De los ratones no tengo mucho que decir.
Aquel niño asustado sentía predilección por los roedores, un cariño de cuento de hadas que identificaba ciertos camuflajes y dádivas diversas, el ratón obsequioso y disfrazado, el ratoncillo huérfano y lloroso, un bicho pequeño que difundía la ternura asomando la cabecilla por el agujero. Luego, en el armario, podían haber encontrado ese refugio del que se habían hecho acreedores al ser dueños de los recovecos más inusitados de la casa. Una casa, por supuesto, sin perros ni gatos.
Lo que no tiene razón de ser es la lagartija.
Ahora que vuelvo a observarla y, como siempre, en la taimada vicisitud de si huye o está perdida, asustada o al acecho, me sobreviene la inquietud del sueño, y corroboro cierta animadversión hacia el diminuto reptil que nada significa en mi vida, ni siquiera en el recuerdo de los más desalmados juegos, cuando le cortábamos la cola.
Puedo pensar, acogido al adormecimiento de mis visiones, entre lo que el sueño rezuma como una difusión gaseosa, que el reptil es el antecesor de una línea familiar en la que los míos se arrastraron reverdecidos por la misma piel, alguien como mi tío Enésimo o aquel primo de mi padre que tenía escamas o un tatarabuelo que heredaba la quietud extrema de otro antepasado a quien le daba miedo moverse.

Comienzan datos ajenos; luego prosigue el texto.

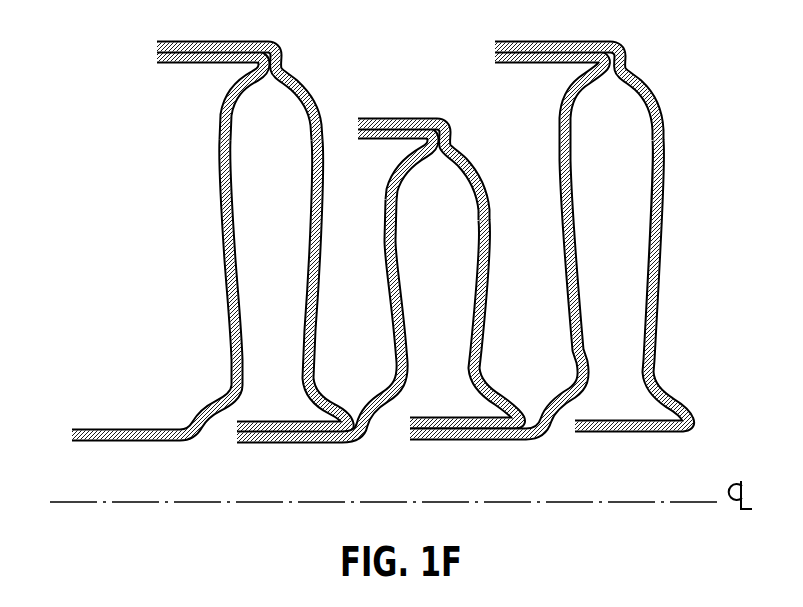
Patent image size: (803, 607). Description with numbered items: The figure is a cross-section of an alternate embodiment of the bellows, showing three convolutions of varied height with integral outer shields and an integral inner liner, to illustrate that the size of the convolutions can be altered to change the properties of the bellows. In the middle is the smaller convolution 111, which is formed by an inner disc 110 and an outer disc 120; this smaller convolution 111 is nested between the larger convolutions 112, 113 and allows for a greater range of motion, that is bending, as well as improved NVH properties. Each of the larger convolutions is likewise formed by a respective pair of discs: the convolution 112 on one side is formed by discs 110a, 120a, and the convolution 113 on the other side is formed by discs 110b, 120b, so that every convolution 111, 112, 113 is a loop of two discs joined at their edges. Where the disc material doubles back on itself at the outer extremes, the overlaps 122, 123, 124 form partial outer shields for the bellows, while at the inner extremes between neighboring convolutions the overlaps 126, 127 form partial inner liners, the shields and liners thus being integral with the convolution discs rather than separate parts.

The inner disc 110 is at (393, 316).
The disc 110a is at (223, 224).
The disc 110b is at (574, 192).
The smaller convolution 111 is at (439, 260).
The larger convolution 112 is at (252, 220).
The larger convolution 113 is at (598, 222).
The outer disc 120 is at (487, 284).
The disc 120a is at (308, 217).
The disc 120b is at (658, 243).
The overlap 122 is at (202, 42).
The overlap 123 is at (395, 119).
The overlap 124 is at (514, 42).
The overlap 126 is at (290, 444).
The overlap 127 is at (476, 441).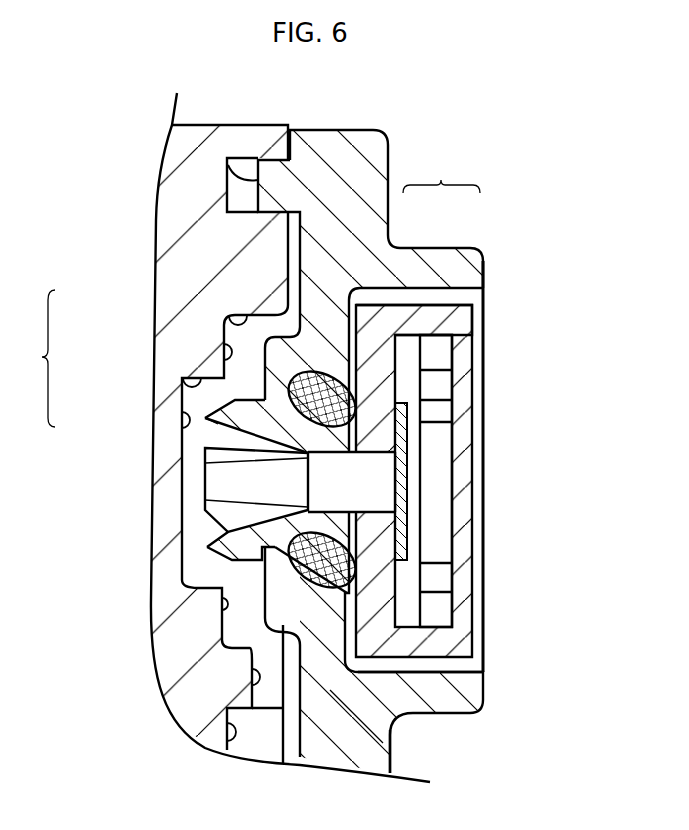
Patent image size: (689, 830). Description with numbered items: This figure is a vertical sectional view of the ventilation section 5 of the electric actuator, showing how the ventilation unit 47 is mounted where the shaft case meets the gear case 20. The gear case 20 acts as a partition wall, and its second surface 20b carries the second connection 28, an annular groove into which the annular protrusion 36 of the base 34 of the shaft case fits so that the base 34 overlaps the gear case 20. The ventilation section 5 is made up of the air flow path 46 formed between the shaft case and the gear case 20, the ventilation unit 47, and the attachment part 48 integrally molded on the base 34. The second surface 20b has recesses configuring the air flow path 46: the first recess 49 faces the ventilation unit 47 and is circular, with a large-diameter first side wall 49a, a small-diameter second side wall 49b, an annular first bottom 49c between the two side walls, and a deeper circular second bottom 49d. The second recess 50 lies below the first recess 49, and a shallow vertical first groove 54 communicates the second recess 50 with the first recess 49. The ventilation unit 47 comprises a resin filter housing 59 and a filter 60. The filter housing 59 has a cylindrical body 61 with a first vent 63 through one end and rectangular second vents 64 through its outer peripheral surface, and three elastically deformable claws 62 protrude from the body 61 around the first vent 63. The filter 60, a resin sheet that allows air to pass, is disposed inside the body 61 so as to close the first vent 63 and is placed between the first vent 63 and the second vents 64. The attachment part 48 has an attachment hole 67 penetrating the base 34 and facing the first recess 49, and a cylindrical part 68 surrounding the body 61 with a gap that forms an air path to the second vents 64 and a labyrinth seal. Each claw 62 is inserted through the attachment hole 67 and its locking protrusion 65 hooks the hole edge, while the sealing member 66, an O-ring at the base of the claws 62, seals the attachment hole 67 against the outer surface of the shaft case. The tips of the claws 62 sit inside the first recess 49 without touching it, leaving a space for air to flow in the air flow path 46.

The ventilation section 5 is at (461, 405).
The gear case 20 is at (185, 253).
The second surface 20b is at (302, 240).
The second connection 28 is at (230, 188).
The base 34 is at (372, 745).
The annular protrusion 36 is at (250, 178).
The air flow path 46 is at (240, 616).
The ventilation unit 47 is at (489, 322).
The attachment part 48 is at (510, 254).
The first recess 49 is at (132, 359).
The first side wall 49a is at (230, 315).
The second side wall 49b is at (190, 378).
The first bottom 49c is at (226, 352).
The second bottom 49d is at (184, 420).
The second recess 50 is at (228, 748).
The first groove 54 is at (255, 680).
The filter housing 59 is at (441, 173).
The filter 60 is at (405, 440).
The body 61 is at (433, 312).
The claw 62 is at (327, 438).
The first vent 63 is at (316, 488).
The second vent 64 is at (440, 350).
The locking protrusion 65 is at (285, 400).
The sealing member 66 is at (325, 575).
The attachment hole 67 is at (212, 420).
The cylindrical part 68 is at (450, 695).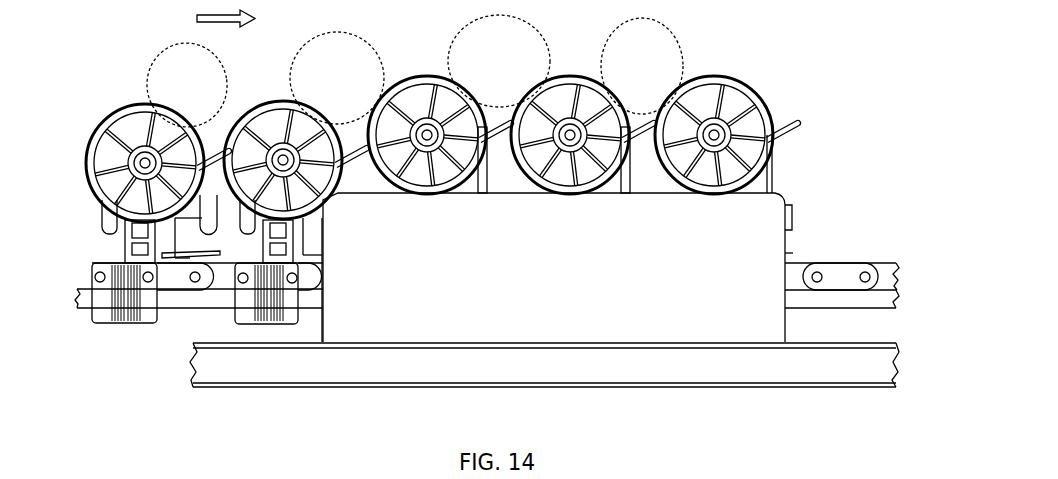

La lagartija es ahora la dueña de mi casa. Se hizo con el salón, ya no tiene el riesgo de que la descubra Novelda y, en el fondo, yo la observo como un habitante privilegiado de este zoo doméstico.
Algunas noches, es verdad, me despierto asustado, con la sensación de que un reptil perdido cruza por mi pecho y se entretiene más de lo debido en los pelos que se entrelazan sobre el esternón, tal vez maleza o leña seca, acaso un amasijo de alambres herrumbrosos, pero me voy haciendo a la idea de que ella vela por mí.
Es mi vigía o mi centinela, la guardiana de ese tiempo remoto del que, al parecer, provengo.